Sunday, April 26, 2015

And more data

Now that we have a realization that BIG data is really BIG. One more blog for it! :P
Data is the new oil. Its the treasure and somehow I can relate it to uncle scrooge. The way he used swim in his money, one needs to find the data in this huge pile. Its very easy to get lost!



So there is so much data , one will feel like uncle scrooge!
Just a Caution : DO NOT GET LOST!

There is just so much data that unless we know the right way out , its very easy to get lost!

There are two unanswered questions from the previous blog. First is how is one going to process the data and second one is how is it important anyways?

So first about managing Big data.HDFS and MapReduce.

Hadoop which is a software framework uses HDFS and MapReduce to analyze the data.
This is done on clusters of commodity hardware.

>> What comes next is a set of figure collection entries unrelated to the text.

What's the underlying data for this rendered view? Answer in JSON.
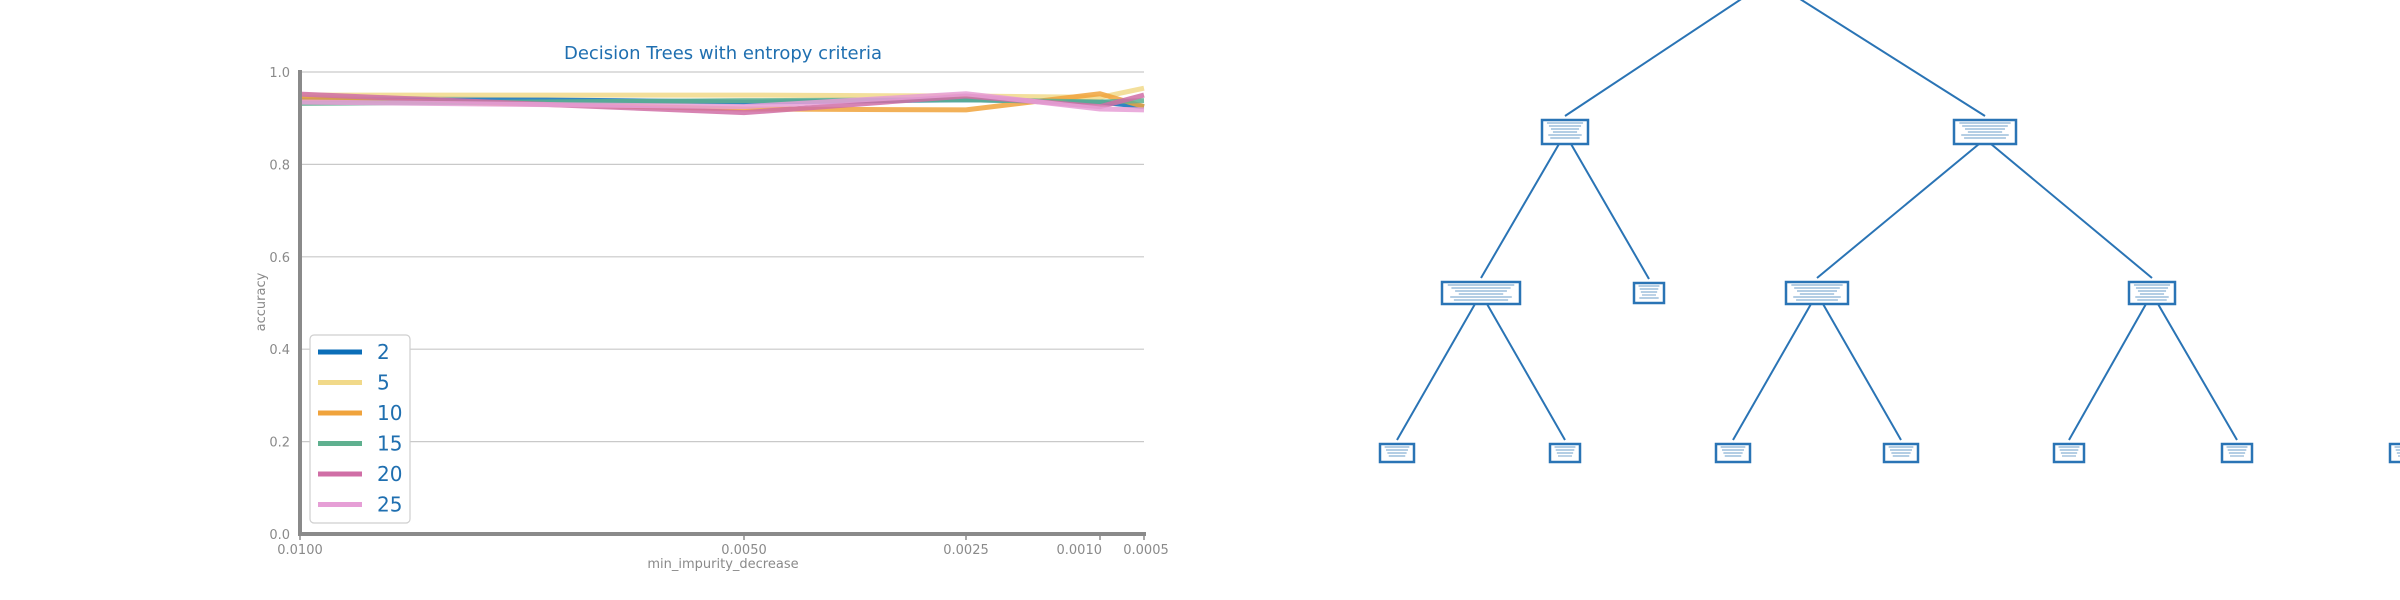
{
  "chart_data": [
    {
      "type": "line",
      "title": "Decision Trees with entropy criteria",
      "xlabel": "min_impurity_decrease",
      "ylabel": "accuracy",
      "x_scale": "reversed",
      "xlim": [
        0.01,
        0.0005
      ],
      "ylim": [
        0.0,
        1.0
      ],
      "xticks": [
        {
          "value": 0.01,
          "label": "0.0100"
        },
        {
          "value": 0.005,
          "label": "0.0050"
        },
        {
          "value": 0.0025,
          "label": "0.0025"
        },
        {
          "value": 0.001,
          "label": "0.0010"
        },
        {
          "value": 0.0005,
          "label": "0.0005"
        }
      ],
      "yticks": [
        {
          "value": 0.0,
          "label": "0.0"
        },
        {
          "value": 0.2,
          "label": "0.2"
        },
        {
          "value": 0.4,
          "label": "0.4"
        },
        {
          "value": 0.6,
          "label": "0.6"
        },
        {
          "value": 0.8,
          "label": "0.8"
        },
        {
          "value": 1.0,
          "label": "1.0"
        }
      ],
      "grid": "horizontal",
      "legend_position": "lower-left",
      "x": [
        0.01,
        0.005,
        0.0025,
        0.001,
        0.0005
      ],
      "series": [
        {
          "name": "2",
          "color": "#0b6eb8",
          "values": [
            0.945,
            0.935,
            0.94,
            0.935,
            0.925
          ]
        },
        {
          "name": "5",
          "color": "#f1d989",
          "values": [
            0.95,
            0.95,
            0.948,
            0.945,
            0.965
          ]
        },
        {
          "name": "10",
          "color": "#f0a33c",
          "values": [
            0.942,
            0.92,
            0.918,
            0.953,
            0.925
          ]
        },
        {
          "name": "15",
          "color": "#5fb08f",
          "values": [
            0.932,
            0.938,
            0.94,
            0.935,
            0.938
          ]
        },
        {
          "name": "20",
          "color": "#d06ea6",
          "values": [
            0.952,
            0.912,
            0.948,
            0.925,
            0.95
          ]
        },
        {
          "name": "25",
          "color": "#e69fd6",
          "values": [
            0.935,
            0.925,
            0.953,
            0.92,
            0.918
          ]
        }
      ]
    },
    {
      "type": "tree",
      "nodes": [
        {
          "id": "n1"
        },
        {
          "id": "n2"
        },
        {
          "id": "n3"
        },
        {
          "id": "n4"
        },
        {
          "id": "n5"
        },
        {
          "id": "n6"
        },
        {
          "id": "n7"
        },
        {
          "id": "n8"
        },
        {
          "id": "n9"
        },
        {
          "id": "n10"
        },
        {
          "id": "n11"
        },
        {
          "id": "n12"
        },
        {
          "id": "n13"
        },
        {
          "id": "n14"
        },
        {
          "id": "n15"
        }
      ],
      "edges": [
        [
          "root",
          "n1"
        ],
        [
          "root",
          "n2"
        ],
        [
          "n1",
          "n3"
        ],
        [
          "n1",
          "n4"
        ],
        [
          "n2",
          "n5"
        ],
        [
          "n2",
          "n6"
        ],
        [
          "n3",
          "n7"
        ],
        [
          "n3",
          "n8"
        ],
        [
          "n5",
          "n9"
        ],
        [
          "n5",
          "n10"
        ],
        [
          "n6",
          "n11"
        ],
        [
          "n6",
          "n12"
        ]
      ]
    }
  ]
}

Lets just quickly understand HDFS : Hadoop Distributed File System :
- So a big problem is converted to chunks and then resolved :)
- As its easier to solve bigger problems when we look at one piece at a time. Similarly its qucik and cost effective to get the analysis done on small elements
- Is HFDS , a hard drive ? No its the service that is used when you have crazy amount of data

MapReduce : so this is where people write programs. So that they can process massive amounts of data in parallel and most importantly across multiple processors. (One need not wait for a year to get the output!)